İronik olarak, sigaranın ilk zararını, Columbus’un ilk seferinde yer alan Rodrigo de Jerez isimli denizci, Avrupa’ya dönüşünde kullandığı tütün ve ağzından çıkan dumanlar yüzünden dehşete düşen halkın kendisini kiliseye şikayet etmesi üzerine ‘içinde şeytan var’diye ölümle cezalandırılarak görmüştür!

Sonuç olarak, 16. yüzyılda, Avrupa’da tütünün endüstriel ekimi başlamış, tüm kıtaya yayılımı da Fransa’nın Portekiz elçisi Jean Nicot sayesinde olmuştur. Nikotin diye isimlendirilmesi de bu kişinin adına izafetendir.

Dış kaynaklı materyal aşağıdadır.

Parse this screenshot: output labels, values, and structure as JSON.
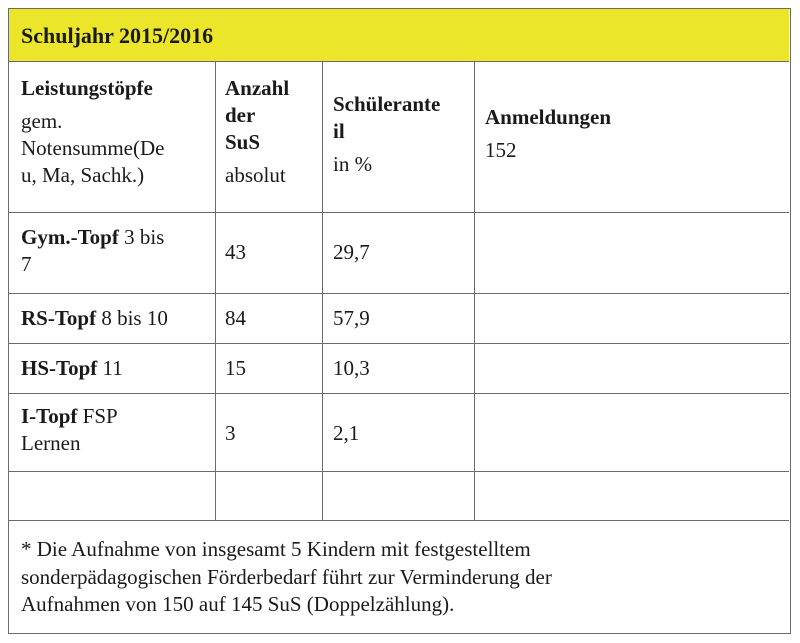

Kendini ispat etme,arkadaş baskısı, otoriteye karşı durma psikolojisi, özenti ya da

gösteriş gibi masum nedenli başlayan sigara içme eyleminin altında tütün tröstlerince

yapılan milyarlarca dolarlık harcamaların varlığı unutulmamalıdır. Gelişmiş ülkelerdeki çok sıkı yasal kısıtlamalar nedeni ile ticari çalışmalarını Kıta Afrikası ve uzak Asya odaklı hale getiren sigara firmaları, maalesef buradaki az gelişmiş ülke insanlarının yarıdan fazlasını sigara içicisi yapmıştır. WHO raporlarına göre artık, dünyada 1.5 milyarı aktif, kalanı pasif içici olmak üzere 3. 8 milyar insan(total Dünya popülasyonunun %55’i) sigaranın olumsuz etkilerini bünyelerinde hissetmekte, her yıl 7.000.000 insan bu yüzden ölmektedir.

Ülkemizde,her yıl 250.000 vatandaşımız sigara nedenli ölüm ve/veya kronik hastalıklar ile karşı karşıya kalmaktadır. Akciğer kanserinin yüzde 90’nından sigara sorumludur ve ne yazık ki her yıl 40 bine yakın insan, akciğer kanseri tanısı almaktadır

Türkiye’de, artık sigaraya başlama yaşı 9’lara düştü ve son 5 yılda 7 milyonu aşkın genç İnsanımız sigaraya başladı. 4207 sayılı tütün mamullerinin zararlarının önlenmesine dair kanun her ne kadar ülkemiz için milat olsa da, kanunun tüm olarak katı bir şekilde uygulanması ve hatta daha radikal tedbir ve yasal düzenlemelerin getirilmesi bir zorunluluktur.